Processに含まれるプロパティExitCodeを見ることで処理結果からその後の処理を分岐させることが可能です。

$nIO = "System.IO" 
$cDirectory = "$nIO.Directory" -as [type]

$7zexe = "C:\Program Files\7-Zip\7z.exe"

foreach($root in $cDirectory::GetDirectories($args[0])) {
    foreach($7zFile in $cDirectory::GetFiles($root,"*7z")) {
        #ここで7zipを使って解凍したい
        $arg = "x -o`"$root`" `"$7zFile`""
        $proc = Start-Process -FilePath $7zexe -ArgumentList $arg -Wait -NoNewWindow -PassThru
        
        if($proc.ExitCode -eq 0) {
            #解凍後にzipを削除する
            [System.IO.File]::Delete($7zFile)
        }
    }
}

他にもWaitForExitメソッドあたりを使ってタイムアウトの制御なんかもできます。(当然-Waitオプションをはずさないと意味ないですが)
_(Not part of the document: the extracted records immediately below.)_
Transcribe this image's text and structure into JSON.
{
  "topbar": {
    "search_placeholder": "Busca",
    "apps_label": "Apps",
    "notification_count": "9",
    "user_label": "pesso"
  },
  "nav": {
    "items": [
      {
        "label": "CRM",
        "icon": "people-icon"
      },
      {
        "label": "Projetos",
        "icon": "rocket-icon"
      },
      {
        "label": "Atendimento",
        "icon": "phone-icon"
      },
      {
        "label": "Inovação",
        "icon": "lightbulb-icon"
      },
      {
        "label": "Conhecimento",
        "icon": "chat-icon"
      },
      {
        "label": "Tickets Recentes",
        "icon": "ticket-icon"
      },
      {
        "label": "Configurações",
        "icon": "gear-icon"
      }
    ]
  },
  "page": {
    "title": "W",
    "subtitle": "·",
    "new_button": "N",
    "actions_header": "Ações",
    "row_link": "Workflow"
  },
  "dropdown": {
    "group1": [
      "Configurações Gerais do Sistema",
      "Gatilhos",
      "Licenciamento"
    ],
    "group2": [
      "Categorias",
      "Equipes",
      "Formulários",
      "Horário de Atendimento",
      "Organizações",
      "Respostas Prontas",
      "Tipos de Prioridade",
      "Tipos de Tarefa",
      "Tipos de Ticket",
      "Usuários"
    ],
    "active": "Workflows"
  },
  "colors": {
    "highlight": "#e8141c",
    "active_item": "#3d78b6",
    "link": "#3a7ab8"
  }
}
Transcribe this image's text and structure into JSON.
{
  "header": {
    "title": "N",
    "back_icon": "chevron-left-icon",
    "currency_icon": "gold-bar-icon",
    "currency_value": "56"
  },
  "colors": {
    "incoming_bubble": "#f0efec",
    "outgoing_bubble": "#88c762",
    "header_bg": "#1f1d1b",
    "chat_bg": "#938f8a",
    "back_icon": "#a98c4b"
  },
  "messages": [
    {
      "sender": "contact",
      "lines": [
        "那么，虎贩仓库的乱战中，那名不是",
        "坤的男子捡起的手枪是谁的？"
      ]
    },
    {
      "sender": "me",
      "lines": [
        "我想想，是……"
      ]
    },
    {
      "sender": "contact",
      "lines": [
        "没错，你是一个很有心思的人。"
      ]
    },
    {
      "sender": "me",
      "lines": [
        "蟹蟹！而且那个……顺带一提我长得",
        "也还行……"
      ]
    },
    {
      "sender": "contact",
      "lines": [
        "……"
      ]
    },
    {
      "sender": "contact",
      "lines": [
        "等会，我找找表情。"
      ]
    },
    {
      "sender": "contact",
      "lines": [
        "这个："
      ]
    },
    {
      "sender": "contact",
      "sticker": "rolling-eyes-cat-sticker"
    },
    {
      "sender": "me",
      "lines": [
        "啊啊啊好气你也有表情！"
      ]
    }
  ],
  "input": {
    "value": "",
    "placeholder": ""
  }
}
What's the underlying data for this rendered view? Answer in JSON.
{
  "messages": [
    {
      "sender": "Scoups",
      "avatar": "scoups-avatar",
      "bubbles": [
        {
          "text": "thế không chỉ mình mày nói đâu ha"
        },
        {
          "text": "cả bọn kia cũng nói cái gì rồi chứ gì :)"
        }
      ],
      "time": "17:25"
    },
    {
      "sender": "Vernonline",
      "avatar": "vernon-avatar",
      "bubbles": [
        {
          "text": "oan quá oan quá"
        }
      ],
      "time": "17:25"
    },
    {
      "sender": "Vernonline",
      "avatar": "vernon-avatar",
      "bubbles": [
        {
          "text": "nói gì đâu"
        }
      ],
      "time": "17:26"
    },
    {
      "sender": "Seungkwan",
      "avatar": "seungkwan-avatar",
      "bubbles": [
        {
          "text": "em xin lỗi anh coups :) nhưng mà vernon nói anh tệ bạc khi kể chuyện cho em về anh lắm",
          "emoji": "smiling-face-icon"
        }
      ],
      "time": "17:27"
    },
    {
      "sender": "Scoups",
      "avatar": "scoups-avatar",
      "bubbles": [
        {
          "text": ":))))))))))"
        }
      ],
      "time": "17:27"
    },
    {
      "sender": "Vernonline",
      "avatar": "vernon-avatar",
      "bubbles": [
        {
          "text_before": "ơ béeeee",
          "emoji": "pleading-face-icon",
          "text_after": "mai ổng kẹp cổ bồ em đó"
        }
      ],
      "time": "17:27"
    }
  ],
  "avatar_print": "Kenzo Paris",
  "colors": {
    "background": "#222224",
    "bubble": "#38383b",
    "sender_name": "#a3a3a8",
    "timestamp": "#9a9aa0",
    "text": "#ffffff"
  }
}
System.Diagnostics.Processを使う

え?PowerShell の文法なんか覚えられない?じゃあ C#書いたら?

$nIO = "System.IO"
$cDirectory = "$nIO.Directory" -as [type]
$nDiagnostics = "System.Diagnostics"

$7zexe = "C:\Program Files\7-Zip\7z.exe"

foreach($root in $cDirectory::GetDirectories($args[0])) {
    foreach($7zFile in $cDirectory::GetFiles($root,"*7z")) {
        #ここで7zipを使って解凍したい
        $arg = "x -o`"$root`" `"$7zFile`""
        $proc = New-Object "$nDiagnostics.Process"
        $psi = New-Object "$nDiagnostics.ProcessStartInfo"

        $psi.FileName = $7zexe
        $psi.Arguments = $arg
        $psi.UseShellExecute = $false
        $psi.WindowStyle = [System.Diagnostics.ProcessWindowStyle]::Hidden

        $proc.StartInfo = $psi

        $proc.Start()
        $proc.WaitForExit()

        if($proc.ExitCode -eq 0) {
            #解凍後にzipを削除する
            [System.IO.File]::Delete($7zFile)
        }
    }
}

とまぁ、見ていただくとわかるんですがすげー冗長です。シェルとは何だったのか。

ただ、Start-Processとは違ってSystem.Diagnostics.ProcessStartInfoをこちらで用意できるので、標準出力 / エラー出力をごにょごにょし放題です。

呼び出し元のプロセスと同じ標準出力 / エラー出力にリダイレクトさせるだけなら、以下のプロパティをtrueにすれば OK です。

また、この記事Process.OutputDataReceivedの設定方法などが詳細に解説されていますので、興味ある人はどうぞ。私はスクリプトのためにそこまでしないタイプの人間なので紹介だけにとどめておきます。

まとめ

PowerShell 使いにくい。